Catholic high school in Avondale, Arizona

St. John Paul II Catholic High School is a Catholic high school in Avondale, Arizona which opened in 2018.

==History==
In 1998, the pastor of the parish of St. Thomas Aquinas lobbied the Roman Catholic Diocese of Phoenix to buy land for a future elementary and high school.

The diocese tapped the Dominican Sisters of St. Cecilia, known colloquially as the "Nashville Dominicans," to establish a presence in Phoenix and operate the new high school. Sr. Mary Jordan Hoover, O.P., previously the founding principal when the order built Saint John Paul the Great Catholic High School in northern Virginia, serves as the principal of JP2.

On April 21, 2015, the diocese announced plans to construct a new high school in Avondale on diocesan property next to St. Thomas Aquinas parish, dedicated to St. John Paul II, canonized the previous year.

Ground was broken for the new school at a ceremony on January 21, 2017. Later in the year, the diocese launched a $100 million capital campaign, "Together Let Us Go Forth." The largest grant of the funds to be raised from the program, $23 million, was earmarked for the new high school.

The 107000 ft2 first phase, consisting of a three-story academic building and gymnasium, opened in August 2018, accepting 150 freshmen and sophomores, with about 40% of students coming from public schools. John Paul II was the second diocesan high school to open west of Interstate 17.

In March 2019, Bishop Thomas Olmsted dedicated the new chapel altar, which features a relic: a lock of hair of Saint John Paul II.

==Academics==
St. John Paul II is a college-preparatory school, with a curriculum focused on preparation for university admission. It also maintains a partnership with Grand Canyon University which allows JP2 students to take courses at GCU, earning both high school and college credit.

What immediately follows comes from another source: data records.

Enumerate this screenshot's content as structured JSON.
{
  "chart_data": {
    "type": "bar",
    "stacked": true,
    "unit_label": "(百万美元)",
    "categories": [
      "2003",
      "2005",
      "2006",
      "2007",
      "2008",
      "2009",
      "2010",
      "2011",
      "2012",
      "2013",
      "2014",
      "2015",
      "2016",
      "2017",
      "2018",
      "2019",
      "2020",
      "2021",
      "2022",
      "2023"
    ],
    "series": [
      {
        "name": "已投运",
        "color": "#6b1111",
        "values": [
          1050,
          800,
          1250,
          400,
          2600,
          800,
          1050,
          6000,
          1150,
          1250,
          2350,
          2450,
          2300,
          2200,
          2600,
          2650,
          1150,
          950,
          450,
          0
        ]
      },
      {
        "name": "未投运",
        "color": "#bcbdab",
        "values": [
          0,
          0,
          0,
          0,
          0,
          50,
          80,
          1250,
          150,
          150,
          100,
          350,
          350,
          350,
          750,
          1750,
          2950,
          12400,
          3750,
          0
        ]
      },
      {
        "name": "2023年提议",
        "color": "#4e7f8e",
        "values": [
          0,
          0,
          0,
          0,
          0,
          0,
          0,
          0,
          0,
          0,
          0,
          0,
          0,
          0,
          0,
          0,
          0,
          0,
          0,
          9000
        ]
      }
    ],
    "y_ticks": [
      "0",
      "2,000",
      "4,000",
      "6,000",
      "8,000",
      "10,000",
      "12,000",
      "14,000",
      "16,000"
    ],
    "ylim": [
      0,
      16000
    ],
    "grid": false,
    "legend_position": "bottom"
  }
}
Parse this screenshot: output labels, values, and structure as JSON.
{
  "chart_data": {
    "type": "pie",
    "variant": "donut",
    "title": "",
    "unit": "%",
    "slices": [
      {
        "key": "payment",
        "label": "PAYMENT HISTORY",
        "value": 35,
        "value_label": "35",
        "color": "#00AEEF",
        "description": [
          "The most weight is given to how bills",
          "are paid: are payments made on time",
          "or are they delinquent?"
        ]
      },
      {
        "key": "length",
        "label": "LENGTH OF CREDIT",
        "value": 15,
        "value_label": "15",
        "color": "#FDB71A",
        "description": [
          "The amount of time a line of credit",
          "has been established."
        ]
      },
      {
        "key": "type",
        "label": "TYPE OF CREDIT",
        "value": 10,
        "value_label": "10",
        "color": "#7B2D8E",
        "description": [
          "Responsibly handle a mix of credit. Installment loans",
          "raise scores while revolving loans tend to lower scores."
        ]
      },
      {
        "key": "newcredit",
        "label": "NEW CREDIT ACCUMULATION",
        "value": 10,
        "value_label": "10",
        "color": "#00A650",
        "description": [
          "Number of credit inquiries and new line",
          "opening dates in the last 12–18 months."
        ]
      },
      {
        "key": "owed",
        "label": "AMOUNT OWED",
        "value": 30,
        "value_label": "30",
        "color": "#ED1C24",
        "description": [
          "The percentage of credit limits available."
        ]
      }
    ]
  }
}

St. John Paul II is the second Catholic high school in the diocese to use a "house" system, in which each student is assigned to one of six houses. The members of each house work to build a community among themselves, and compete with other houses in academics, athletics, and school spirit competitions throughout the year. Each house is named for a different saint: St. Dominic de Guzman, founder of the Dominicans; St. Lorenzo Ruiz, a Chinese Filipino martyr executed in Japan; St. Gianna Beretta Molla, an Italian doctor; St. José Sánchez del Río, a Mexican martyr of the Cristero War; St. Kateri Tekakwitha, an Algonquin–Mohawk convert; and St. Maximilian Kolbe, a Polish Franciscan killed at Auschwitz.

==Athletics==

The JP2 girls basketball team won the Canyon Athletic Association state title in its first year, with the school moving into the larger Arizona Interscholastic Association for 2019–20.